If after about week 10, you had asked fans of all 32 teams if their team might be the team with the magic - the team who had the right turning points, I imagine you would get a yes from no less than 20 of them. No doubt right now there are Dolphin fans envisioning a Super Bowl win this year after last week's demolition of the Pats.

It is the same way with baseball, only the season is so long that any rational fan (yes, I realize that that is a contradiction in terms) would admit that a play like what happened to Johan Santana last night would mean nothing if it happened in June. But on September 23?

In the last month, I have seen about 20 turning points for the Mets. On September 1st, they were red hot and had opened their largest division lead of the season. This would avenge the collapse of last September. Suddenly the wheels fell off the already shaky bullpen and no lead was safe. They lost two in-a-row including the first half of a double header in New York against the Phillies. Their lead was gone. Then they won the night cap and crushed Washington twice. They they lost a series to the lowly Braves and scored 3 runs in two games against those same Nationals that they'd scored 23 runs in two games against the week before. Then Jerry Manuel joked that Johan Santana would throw 170 pitches so we wouldn't have to see the bullpen and everyone was laughing and the team won three in-a-row and everything was ok again. Then they couldn't beat Atlanta again and the Cubs came to town with the best record in the league and beat the Mets in New York with a scrub starter. They were 2.5 out in the East, and just a game up on the re-awakening Brewers for the Wild Card.
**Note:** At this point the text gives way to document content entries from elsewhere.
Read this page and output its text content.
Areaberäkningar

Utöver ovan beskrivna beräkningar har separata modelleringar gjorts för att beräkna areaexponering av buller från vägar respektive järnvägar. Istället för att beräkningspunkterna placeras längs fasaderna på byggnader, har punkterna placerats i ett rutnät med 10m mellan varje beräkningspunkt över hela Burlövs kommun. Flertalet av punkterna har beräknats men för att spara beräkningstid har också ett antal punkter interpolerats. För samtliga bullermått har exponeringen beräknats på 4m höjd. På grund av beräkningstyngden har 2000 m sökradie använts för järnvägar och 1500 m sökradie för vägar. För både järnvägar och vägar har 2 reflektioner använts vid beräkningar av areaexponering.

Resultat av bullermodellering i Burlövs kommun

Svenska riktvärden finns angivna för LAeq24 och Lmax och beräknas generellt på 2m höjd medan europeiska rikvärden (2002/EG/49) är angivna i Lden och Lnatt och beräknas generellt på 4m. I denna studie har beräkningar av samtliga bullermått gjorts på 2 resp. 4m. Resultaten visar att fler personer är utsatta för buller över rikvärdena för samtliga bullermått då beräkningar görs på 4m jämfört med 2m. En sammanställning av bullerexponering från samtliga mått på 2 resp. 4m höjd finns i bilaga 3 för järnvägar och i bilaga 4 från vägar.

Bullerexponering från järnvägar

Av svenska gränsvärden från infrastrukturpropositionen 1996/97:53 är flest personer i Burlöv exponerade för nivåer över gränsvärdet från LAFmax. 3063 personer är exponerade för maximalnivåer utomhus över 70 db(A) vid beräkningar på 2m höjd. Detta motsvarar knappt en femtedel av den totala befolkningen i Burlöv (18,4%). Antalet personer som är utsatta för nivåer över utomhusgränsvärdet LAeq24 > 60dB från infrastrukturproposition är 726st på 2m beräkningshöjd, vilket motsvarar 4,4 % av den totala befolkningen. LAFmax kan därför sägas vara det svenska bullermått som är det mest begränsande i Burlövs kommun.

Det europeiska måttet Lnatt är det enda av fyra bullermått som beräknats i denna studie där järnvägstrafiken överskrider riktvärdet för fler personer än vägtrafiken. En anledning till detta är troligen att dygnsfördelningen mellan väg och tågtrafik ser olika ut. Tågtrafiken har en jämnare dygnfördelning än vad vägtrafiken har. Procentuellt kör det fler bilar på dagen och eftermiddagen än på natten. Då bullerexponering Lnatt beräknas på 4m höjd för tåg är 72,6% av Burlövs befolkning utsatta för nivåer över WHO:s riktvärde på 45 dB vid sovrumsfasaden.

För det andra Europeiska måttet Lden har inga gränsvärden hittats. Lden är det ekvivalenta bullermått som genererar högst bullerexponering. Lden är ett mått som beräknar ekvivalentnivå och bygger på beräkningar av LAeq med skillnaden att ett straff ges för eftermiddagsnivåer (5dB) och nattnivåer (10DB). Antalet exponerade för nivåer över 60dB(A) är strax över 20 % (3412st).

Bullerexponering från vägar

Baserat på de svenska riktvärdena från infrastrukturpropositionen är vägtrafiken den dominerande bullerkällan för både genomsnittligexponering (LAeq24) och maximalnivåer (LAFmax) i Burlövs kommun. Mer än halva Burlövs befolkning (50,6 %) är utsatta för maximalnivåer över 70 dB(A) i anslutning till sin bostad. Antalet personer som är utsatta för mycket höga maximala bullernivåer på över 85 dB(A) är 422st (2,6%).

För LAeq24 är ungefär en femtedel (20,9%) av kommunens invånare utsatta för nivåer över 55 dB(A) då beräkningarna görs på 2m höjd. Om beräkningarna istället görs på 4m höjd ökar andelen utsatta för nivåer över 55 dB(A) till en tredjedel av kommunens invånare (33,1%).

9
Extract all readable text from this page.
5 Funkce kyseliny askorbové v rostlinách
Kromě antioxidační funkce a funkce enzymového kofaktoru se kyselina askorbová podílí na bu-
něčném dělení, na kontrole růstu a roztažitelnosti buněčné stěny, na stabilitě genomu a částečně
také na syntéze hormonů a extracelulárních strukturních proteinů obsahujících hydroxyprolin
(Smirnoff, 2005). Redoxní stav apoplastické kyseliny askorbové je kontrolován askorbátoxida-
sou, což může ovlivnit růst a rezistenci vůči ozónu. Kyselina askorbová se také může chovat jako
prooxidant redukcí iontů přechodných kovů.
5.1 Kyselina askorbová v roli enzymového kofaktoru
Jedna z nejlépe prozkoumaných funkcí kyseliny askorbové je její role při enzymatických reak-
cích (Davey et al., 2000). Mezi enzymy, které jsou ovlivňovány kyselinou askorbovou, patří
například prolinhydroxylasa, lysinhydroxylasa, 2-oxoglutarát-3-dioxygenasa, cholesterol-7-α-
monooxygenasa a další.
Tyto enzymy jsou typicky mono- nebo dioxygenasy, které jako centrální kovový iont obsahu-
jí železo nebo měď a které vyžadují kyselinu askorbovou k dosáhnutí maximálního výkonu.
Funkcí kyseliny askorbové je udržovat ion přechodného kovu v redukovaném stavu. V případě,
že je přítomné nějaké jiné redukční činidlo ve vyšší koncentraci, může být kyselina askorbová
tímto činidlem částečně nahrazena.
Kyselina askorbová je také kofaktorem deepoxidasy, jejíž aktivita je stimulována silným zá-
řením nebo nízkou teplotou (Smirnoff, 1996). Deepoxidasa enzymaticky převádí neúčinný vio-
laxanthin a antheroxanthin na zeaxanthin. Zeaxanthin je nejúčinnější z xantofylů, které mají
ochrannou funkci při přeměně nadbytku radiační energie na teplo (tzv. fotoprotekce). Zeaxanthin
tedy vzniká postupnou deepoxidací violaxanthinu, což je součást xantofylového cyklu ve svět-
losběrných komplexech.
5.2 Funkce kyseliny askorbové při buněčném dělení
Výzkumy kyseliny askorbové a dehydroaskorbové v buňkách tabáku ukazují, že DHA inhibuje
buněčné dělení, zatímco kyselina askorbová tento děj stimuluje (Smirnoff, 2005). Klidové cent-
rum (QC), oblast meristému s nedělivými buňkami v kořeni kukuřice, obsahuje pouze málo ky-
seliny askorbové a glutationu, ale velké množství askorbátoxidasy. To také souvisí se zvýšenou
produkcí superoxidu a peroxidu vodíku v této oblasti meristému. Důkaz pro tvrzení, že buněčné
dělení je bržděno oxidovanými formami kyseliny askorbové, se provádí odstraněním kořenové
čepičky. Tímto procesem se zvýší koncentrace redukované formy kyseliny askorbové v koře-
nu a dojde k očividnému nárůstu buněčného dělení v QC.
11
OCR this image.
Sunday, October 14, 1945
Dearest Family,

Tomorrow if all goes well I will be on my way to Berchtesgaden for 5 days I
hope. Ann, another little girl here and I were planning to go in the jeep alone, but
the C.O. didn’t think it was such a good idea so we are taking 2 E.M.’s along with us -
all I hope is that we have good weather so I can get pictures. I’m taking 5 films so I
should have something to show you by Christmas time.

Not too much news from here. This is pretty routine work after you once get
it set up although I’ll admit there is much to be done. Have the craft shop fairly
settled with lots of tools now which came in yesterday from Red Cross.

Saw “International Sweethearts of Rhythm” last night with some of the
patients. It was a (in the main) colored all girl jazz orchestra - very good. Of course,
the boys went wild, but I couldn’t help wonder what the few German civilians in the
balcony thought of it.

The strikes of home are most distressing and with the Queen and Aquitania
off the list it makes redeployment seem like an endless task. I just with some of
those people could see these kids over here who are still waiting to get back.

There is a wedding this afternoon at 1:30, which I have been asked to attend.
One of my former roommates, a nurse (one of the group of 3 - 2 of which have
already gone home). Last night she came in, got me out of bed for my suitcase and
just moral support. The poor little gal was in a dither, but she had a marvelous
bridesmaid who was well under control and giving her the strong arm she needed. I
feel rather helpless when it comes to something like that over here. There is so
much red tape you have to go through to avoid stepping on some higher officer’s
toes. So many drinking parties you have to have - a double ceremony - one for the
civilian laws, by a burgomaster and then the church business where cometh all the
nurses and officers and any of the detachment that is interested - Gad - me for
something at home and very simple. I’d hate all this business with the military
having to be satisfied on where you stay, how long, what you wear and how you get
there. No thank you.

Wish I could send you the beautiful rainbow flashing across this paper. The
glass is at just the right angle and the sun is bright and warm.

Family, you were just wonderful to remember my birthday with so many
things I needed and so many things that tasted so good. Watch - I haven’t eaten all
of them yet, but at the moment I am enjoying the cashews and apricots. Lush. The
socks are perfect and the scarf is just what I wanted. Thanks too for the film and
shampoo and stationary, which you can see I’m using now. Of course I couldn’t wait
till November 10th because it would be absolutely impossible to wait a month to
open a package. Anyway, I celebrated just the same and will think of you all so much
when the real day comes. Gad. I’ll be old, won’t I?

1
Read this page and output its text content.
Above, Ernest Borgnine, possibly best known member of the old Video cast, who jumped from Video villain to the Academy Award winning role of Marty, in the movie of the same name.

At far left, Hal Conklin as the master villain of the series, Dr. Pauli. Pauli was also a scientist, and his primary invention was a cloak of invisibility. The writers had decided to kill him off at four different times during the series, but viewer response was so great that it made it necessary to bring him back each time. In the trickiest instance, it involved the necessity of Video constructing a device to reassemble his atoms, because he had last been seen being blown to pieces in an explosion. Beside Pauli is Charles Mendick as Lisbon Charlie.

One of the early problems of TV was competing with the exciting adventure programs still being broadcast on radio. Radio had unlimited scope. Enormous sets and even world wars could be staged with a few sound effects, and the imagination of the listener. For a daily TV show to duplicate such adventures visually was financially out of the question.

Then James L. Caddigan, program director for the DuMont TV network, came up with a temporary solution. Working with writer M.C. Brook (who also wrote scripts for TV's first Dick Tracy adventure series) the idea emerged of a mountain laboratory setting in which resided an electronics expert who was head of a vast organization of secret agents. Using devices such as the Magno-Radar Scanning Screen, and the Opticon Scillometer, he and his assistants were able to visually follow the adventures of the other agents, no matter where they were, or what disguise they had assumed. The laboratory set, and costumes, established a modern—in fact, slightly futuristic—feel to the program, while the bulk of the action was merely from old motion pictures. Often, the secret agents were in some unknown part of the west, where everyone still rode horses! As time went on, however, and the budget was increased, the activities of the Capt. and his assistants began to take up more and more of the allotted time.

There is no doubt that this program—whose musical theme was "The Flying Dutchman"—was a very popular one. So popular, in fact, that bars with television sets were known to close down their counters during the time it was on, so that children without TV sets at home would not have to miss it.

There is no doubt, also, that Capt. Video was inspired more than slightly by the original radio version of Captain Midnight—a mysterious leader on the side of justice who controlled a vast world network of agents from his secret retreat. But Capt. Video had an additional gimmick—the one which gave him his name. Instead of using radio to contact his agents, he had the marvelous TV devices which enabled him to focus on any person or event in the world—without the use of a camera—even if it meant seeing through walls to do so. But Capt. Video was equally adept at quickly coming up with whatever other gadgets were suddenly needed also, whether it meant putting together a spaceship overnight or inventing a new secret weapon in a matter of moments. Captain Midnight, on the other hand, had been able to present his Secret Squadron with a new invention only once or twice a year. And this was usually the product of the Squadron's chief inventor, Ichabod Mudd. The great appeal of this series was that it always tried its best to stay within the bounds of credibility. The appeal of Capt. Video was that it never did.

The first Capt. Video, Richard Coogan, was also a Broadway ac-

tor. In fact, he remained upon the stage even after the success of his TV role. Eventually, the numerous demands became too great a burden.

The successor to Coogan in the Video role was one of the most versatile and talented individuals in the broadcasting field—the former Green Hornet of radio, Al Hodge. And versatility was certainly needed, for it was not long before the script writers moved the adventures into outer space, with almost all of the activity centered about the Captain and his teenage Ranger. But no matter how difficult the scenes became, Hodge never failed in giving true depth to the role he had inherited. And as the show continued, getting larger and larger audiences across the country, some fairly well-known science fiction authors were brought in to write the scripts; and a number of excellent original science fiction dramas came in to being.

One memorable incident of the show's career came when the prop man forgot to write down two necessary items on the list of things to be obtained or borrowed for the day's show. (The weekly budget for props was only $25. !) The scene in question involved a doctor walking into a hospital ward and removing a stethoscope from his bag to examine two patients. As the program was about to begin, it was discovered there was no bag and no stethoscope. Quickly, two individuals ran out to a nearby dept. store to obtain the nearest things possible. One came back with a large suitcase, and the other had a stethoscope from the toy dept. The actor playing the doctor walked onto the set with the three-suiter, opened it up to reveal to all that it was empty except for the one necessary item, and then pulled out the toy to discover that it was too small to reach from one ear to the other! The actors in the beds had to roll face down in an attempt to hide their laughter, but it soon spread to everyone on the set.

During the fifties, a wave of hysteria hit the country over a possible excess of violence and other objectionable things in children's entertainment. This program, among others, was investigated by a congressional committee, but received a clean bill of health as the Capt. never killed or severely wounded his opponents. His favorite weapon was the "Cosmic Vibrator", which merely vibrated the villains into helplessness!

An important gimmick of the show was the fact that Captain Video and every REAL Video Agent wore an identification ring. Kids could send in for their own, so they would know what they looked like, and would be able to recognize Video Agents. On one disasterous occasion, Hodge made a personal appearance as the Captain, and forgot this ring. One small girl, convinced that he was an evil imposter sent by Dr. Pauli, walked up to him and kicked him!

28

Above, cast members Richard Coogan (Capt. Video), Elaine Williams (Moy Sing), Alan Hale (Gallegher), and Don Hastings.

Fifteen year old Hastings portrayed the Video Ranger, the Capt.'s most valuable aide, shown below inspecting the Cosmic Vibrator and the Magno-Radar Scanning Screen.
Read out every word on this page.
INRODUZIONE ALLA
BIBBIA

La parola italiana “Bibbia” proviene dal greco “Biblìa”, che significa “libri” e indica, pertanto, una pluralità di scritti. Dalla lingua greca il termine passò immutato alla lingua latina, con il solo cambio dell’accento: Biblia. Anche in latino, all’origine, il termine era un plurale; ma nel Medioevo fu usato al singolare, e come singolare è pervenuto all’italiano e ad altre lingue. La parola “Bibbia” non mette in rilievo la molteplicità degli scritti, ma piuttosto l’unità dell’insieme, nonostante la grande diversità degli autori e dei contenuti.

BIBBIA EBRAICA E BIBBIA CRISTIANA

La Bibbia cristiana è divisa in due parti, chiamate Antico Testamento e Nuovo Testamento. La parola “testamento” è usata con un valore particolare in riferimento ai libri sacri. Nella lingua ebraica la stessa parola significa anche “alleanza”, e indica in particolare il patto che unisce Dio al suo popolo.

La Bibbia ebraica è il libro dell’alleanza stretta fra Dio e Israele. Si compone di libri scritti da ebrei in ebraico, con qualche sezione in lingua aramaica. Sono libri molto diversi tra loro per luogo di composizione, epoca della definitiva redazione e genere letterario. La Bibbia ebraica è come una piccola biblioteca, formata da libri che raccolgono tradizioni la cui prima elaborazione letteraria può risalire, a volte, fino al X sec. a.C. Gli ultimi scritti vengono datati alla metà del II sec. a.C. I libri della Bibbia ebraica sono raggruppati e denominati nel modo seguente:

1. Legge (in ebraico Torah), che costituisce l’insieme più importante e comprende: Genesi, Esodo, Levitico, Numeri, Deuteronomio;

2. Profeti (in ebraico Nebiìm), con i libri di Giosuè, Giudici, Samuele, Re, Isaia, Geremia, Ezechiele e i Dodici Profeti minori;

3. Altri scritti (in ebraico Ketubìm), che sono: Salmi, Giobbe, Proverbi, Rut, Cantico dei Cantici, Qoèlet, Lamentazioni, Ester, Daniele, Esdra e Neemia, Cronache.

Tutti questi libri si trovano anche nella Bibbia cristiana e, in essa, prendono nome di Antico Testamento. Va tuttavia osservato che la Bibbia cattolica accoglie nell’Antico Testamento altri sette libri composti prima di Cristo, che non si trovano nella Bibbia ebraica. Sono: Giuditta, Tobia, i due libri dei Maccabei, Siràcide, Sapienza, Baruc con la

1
Then Johan Santana's bat broke and fended off not one, but two Cubs from picking up the ball. The bat actually danced along with the ball like some bounding black cat, scaring away the pitcher and then actually hitting the ball again and forcing the short stop to abandon hope of getting an out. Was it the ghost of the black cat that ran out onto the same field against these same Cubs that marked the turning point for those Mets 39 years ago?

If there is to be one last fall of Miracles at Shea, that play will be where the magic started. The savior traded for who would erase the memory of last September stepped onto the mound to erase the memory of last weekend. And he hit the ball that miraculously didn't result in a double play. And then he was the one who crossed the plate after David Wright's two-run single to tie the game. And then you just knew he wasn't going to let anyone else score against him that night.

And on a play where Johan Santana got two hits, something truly improbable may have happened. Maybe not. If the Giants are any example, it seems that one amazing, miraculous, lucky, strange play is not really enough to make any difference in the long run. It takes a run of them strung together either by divine intervention or an overwhelming confluence of effort, ability and timing. Maybe last night's play will spark a big run, but then aren't Brewers fans saying the same thing about Prince Fielder's walk-off homer? As they say: Momentum is tomorrow's starting pitcher, so if Oliver Perez hits for the cycle tonight, maybe we will have a better indication of how things are going to go.